Monday, June 8, 2009

Addictions Can Be To More than Just Substances

They can be to swaddlers too. Hi, my name is Alicia and my son and I are addicted to swaddling. They tell you a lot of things as new parents, when it comes to sleep, a lot of times you hear, whatever works (except putting them in bed with you). Well, I can honestly say that Bryton has not once slept the night with us in our bed... not even a nap. However, what worked for his sleeping, was swaddling. It has worked since 3 months. He hated it when he was smaller. But at three months it did the trick. And at four. And at five. And at six, and well, now at seven. When he turned four months we got him an actual swaddler instead of using a blanket. We got it big so he could have it forever, and he has. Now I have nightmares of my 18 year old waiting patiently for me to swaddle him before he can take a nap on Sunday afternoon after church and every night before bed. AGHHHHH! What have we done!? Apparently too much of a good thing is still too much. So, we are currently, and when I say currently I mean right this very second, trying the transition to the sleep sack.

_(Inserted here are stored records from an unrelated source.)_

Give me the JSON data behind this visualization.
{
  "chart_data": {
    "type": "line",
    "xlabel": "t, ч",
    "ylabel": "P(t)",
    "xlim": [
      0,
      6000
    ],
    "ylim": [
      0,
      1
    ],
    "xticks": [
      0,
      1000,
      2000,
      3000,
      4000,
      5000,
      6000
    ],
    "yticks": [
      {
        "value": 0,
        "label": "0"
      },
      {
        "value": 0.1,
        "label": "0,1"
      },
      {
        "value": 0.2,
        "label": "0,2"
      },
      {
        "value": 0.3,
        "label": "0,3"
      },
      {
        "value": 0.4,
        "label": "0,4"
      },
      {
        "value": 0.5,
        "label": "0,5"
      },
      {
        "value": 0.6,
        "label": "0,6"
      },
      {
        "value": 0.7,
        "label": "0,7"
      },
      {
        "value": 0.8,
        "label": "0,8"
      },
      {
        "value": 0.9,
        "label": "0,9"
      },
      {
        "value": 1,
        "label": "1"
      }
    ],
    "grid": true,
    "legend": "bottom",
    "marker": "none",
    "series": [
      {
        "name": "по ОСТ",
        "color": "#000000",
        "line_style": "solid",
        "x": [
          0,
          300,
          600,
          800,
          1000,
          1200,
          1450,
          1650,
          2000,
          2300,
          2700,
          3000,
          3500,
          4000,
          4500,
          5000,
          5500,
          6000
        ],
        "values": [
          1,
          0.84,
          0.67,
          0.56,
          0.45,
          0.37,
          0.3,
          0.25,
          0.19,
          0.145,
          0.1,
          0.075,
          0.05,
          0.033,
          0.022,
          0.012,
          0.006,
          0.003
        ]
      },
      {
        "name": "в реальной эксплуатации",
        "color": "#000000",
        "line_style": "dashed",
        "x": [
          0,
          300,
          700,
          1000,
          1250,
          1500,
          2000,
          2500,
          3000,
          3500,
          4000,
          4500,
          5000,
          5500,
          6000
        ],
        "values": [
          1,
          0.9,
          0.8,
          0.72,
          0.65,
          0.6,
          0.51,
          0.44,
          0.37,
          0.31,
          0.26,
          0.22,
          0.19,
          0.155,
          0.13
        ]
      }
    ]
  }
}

He is still "in" something, but his arms are free and free to flail him awake. So far we've made it an hour into what is usually a two hour nap. We're going to fight this addiction if it's the last thing I do. After all, he's become quite the Huidini at getting out of the stupid thing... I'm literally winded after I've wrapped him to the point of his not being able to breathe so that his arms stay in at least until I leave the room. It's time to cross the threshold here.
So anyway, that's the newest adventures in the addictions of the seven month old.